Dijital yağmaya fren
Daha siz gazetenin sayfalarını açmadan kimi yazılarınız için ceptel iletilerle çınlamaya başlar: “Yazdıklarınız sorularla yüklü... Hepsi çok dokunaklı, sarsıcı ve bir o kadar da güzel... Bizi yaşayıp geçmekten alıkoyan şeyler... Sizin duruşunuza aykırı...”

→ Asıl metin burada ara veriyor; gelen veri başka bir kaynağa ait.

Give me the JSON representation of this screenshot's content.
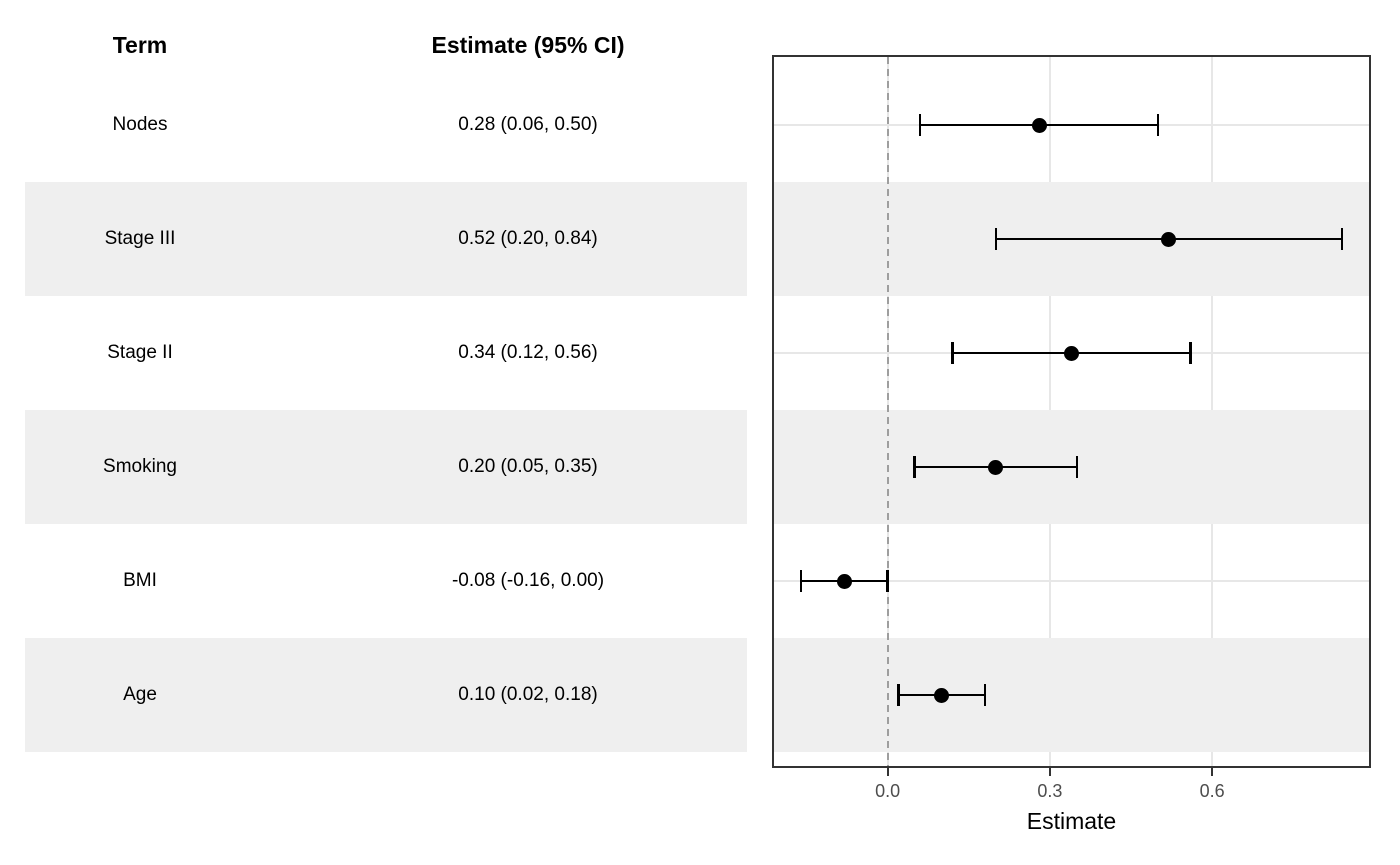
{
  "table": {
    "header": {
      "term": "Term",
      "estimate": "Estimate (95% CI)"
    },
    "rows": [
      {
        "term": "Nodes",
        "estimate_label": "0.28 (0.06, 0.50)"
      },
      {
        "term": "Stage III",
        "estimate_label": "0.52 (0.20, 0.84)"
      },
      {
        "term": "Stage II",
        "estimate_label": "0.34 (0.12, 0.56)"
      },
      {
        "term": "Smoking",
        "estimate_label": "0.20 (0.05, 0.35)"
      },
      {
        "term": "BMI",
        "estimate_label": "-0.08 (-0.16, 0.00)"
      },
      {
        "term": "Age",
        "estimate_label": "0.10 (0.02, 0.18)"
      }
    ]
  },
  "chart_data": {
    "type": "scatter",
    "subtype": "forest-plot",
    "categories": [
      "Nodes",
      "Stage III",
      "Stage II",
      "Smoking",
      "BMI",
      "Age"
    ],
    "series": [
      {
        "name": "Estimate",
        "values": [
          0.28,
          0.52,
          0.34,
          0.2,
          -0.08,
          0.1
        ]
      }
    ],
    "ci_low": [
      0.06,
      0.2,
      0.12,
      0.05,
      -0.16,
      0.02
    ],
    "ci_high": [
      0.5,
      0.84,
      0.56,
      0.35,
      0.0,
      0.18
    ],
    "xlabel": "Estimate",
    "x_ticks": [
      0.0,
      0.3,
      0.6
    ],
    "x_tick_labels": [
      "0.0",
      "0.3",
      "0.6"
    ],
    "xlim": [
      -0.21,
      0.89
    ],
    "reference_line_x": 0,
    "grid": true,
    "legend_position": "none",
    "striped_rows": [
      "Stage III",
      "Smoking",
      "Age"
    ]
  },
  "colors": {
    "stripe": "#EFEFEF",
    "gridline": "#E7E7E7",
    "panel_border": "#333333",
    "reference_line": "#9E9E9E",
    "point": "#000000",
    "ci_line": "#000000",
    "tick_mark": "#333333",
    "tick_label": "#4D4D4D",
    "text": "#000000"
  }
}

İyimserlik ve karamsarlık kavramları son yıllarda aydınların hem ülke düzeyinde hem dünya çapında içeriğini, tanımını, yaşamdaki ağlarını en çok tartıştığı kavramlar... Romanlara, anılara, toplumsal tarih yazılarına, denemelere baktığımızda ise insanlığın en karamsar döneminin modern çağda, iki dünya savaşı arasında yer aldığını görüyoruz. İkinci Dünya Savaşı’nın yeryüzüne getireceği yıkımı duyumsayarak Malraux’dan Bloch’a nice aydının umuda tutunmaya çalıştığını, Zweig’ın intihar ettiğini hiç unutmuyoruz.
Bu köşedeki Karamsar Bir Yüzleşme yazım üzerine (2 Eylül), Arslan Kılıç’tan Berkiz Berksoy’a birçok dostum ve yazar arkadaşım, yazıyı şaşırtıcı ve ezber bozucu buldu ama kendi tavrımı gizlememi yadırgadı, yine de yürekli bir yazı okumaktan yaşama sevinci duyduklarını dile getirmekle, bu kavramların yüz yıllık güncelliğini bir daha gösterdiler.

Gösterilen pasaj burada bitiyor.